But analysts warn that if the economy continues to limp
along, such a strategy could falter as expected profits from
recovery on those loans fails to materialize.

BOTTOM OF FOOD CHAIN
Americans' credit binge, despite 40-year low interest
rates, subsided late last year. On Friday, the Federal Reserve said outstanding U.S. consumer credit, including car loans and credit cards, fell by $4 billion in December, the biggest monthly decline in 12 years.
But so far, this borrowing cutback has not precipitated
higher debt payments. In December, credit card companies wrote off bad loans at the second-highest rate in a decade, Standard & Poor's said last week.
"We are at the bottom of the food chain when it comes to
discretionary income," NCO's Callahan said. NCO reported on Wednesday that its net fourth-quarter income, excluding the amortization of goodwill, was $6.8 million, or 26 cents a share, down from $8.4 million or 31 cents a share year-ago. Analysts' consensus estimate was 29 cents, according to research firm Thomson First Call.
The company said consumer credit quality deteriorated in
the summer of 2000, prior to the dotcom bust a few months
later. "It's not similar to any downturn we have seen before," Callahan said.
Prospects for collection will likely stay difficult.
"I don't expect it to change this year," said Al Brothers, Cavalry's vice-president of acquisitions.

LOAN ACQUISITIONS
Privately held Cavalry has aggressively acquired assets
from the swollen supply of distressed consumer loans and
receivables. The principal balance of its portfolio grew to $7 billion at the end of 2002, more than double the 2001 level.
Buying bad loans, as Cavalry does, is a riskier strategy
than relying on collection fees because the buyer can be stuck with the loans if they cannot be collected, analysts said.

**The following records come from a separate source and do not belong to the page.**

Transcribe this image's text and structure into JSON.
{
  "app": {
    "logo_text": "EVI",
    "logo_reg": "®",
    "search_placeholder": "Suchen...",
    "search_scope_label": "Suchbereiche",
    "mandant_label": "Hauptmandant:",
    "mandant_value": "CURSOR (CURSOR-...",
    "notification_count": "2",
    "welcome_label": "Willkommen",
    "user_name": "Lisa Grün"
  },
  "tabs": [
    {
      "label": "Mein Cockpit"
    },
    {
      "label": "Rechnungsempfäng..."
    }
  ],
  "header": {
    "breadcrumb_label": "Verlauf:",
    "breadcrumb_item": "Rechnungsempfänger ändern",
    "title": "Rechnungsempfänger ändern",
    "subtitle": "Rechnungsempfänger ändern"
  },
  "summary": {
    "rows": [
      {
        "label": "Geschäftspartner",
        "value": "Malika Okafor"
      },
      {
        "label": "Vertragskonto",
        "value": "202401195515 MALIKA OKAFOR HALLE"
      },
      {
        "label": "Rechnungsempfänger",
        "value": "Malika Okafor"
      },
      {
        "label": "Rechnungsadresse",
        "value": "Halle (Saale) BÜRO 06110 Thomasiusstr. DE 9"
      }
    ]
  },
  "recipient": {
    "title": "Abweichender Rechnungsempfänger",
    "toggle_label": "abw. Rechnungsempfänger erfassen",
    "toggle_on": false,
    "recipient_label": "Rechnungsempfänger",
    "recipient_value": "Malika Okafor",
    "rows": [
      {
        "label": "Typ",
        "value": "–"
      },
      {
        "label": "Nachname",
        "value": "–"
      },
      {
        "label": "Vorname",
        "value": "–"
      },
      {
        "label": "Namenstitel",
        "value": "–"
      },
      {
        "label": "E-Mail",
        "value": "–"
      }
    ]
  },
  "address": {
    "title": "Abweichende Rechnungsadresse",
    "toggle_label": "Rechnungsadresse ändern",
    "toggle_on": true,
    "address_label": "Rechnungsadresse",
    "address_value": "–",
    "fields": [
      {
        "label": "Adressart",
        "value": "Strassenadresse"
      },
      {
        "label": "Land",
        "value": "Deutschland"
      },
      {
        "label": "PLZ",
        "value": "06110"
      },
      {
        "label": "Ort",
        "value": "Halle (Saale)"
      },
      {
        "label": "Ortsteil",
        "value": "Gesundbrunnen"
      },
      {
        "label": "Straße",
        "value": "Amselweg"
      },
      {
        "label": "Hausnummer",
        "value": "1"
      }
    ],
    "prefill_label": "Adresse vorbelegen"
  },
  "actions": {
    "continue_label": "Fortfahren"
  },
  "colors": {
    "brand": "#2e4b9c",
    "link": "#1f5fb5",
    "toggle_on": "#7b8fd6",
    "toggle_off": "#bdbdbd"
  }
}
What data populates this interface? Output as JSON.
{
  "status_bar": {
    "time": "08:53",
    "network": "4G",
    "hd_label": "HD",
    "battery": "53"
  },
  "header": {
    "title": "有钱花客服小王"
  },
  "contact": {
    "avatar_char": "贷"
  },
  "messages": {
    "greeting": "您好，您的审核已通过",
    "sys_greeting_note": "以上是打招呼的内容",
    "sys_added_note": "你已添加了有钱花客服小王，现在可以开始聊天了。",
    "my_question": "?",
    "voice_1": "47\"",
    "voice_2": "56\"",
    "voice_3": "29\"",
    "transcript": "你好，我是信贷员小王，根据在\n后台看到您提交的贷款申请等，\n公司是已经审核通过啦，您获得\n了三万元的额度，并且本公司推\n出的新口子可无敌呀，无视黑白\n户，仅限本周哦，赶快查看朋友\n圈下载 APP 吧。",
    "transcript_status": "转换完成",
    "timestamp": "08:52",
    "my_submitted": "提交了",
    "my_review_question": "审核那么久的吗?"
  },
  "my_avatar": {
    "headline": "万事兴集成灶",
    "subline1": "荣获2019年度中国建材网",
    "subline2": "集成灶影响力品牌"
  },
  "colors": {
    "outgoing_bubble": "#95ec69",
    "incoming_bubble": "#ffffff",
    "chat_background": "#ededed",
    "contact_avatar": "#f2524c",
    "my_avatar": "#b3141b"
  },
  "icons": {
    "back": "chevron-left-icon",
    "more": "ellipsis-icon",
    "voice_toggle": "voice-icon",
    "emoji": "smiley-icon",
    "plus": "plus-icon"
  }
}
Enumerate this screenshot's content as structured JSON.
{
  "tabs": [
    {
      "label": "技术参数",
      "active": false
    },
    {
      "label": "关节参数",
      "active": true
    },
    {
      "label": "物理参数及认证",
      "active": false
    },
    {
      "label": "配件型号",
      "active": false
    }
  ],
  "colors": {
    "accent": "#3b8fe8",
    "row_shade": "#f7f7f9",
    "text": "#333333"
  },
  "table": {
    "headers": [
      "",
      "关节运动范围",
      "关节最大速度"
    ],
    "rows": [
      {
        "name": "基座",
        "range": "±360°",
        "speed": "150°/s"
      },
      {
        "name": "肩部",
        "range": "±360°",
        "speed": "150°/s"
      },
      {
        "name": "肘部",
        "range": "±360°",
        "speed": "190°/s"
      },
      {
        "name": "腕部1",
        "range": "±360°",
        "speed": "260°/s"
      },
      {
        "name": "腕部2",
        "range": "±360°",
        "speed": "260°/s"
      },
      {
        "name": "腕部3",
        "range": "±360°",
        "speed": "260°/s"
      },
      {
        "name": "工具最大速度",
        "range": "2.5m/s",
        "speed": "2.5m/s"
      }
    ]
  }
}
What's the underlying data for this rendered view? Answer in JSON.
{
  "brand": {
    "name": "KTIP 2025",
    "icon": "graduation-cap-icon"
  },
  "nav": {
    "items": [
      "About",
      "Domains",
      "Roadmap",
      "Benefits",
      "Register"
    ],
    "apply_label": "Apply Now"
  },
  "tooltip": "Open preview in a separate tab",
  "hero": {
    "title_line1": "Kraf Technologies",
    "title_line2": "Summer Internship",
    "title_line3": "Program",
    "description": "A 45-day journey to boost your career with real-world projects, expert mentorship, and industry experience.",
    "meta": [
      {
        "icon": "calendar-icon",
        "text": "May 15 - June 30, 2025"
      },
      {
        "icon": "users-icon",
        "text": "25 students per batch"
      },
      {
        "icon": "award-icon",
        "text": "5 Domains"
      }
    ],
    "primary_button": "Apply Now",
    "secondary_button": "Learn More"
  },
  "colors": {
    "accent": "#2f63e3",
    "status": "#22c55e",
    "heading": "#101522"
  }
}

"It's riskier because you are putting up your own capital and taking on risks, like loss recognition," said William Sutherland, an analyst at Commerce Capital Markets.
In January, Cavalry hired Citigroup's (N:C) Salomon Smith Barney to find ways for the company to grow.
"Everything is on the table right now," Cavalry's Brothers said. That includes going public, selling securities or combining with another company. "We know that to continue growing, we need additional capital."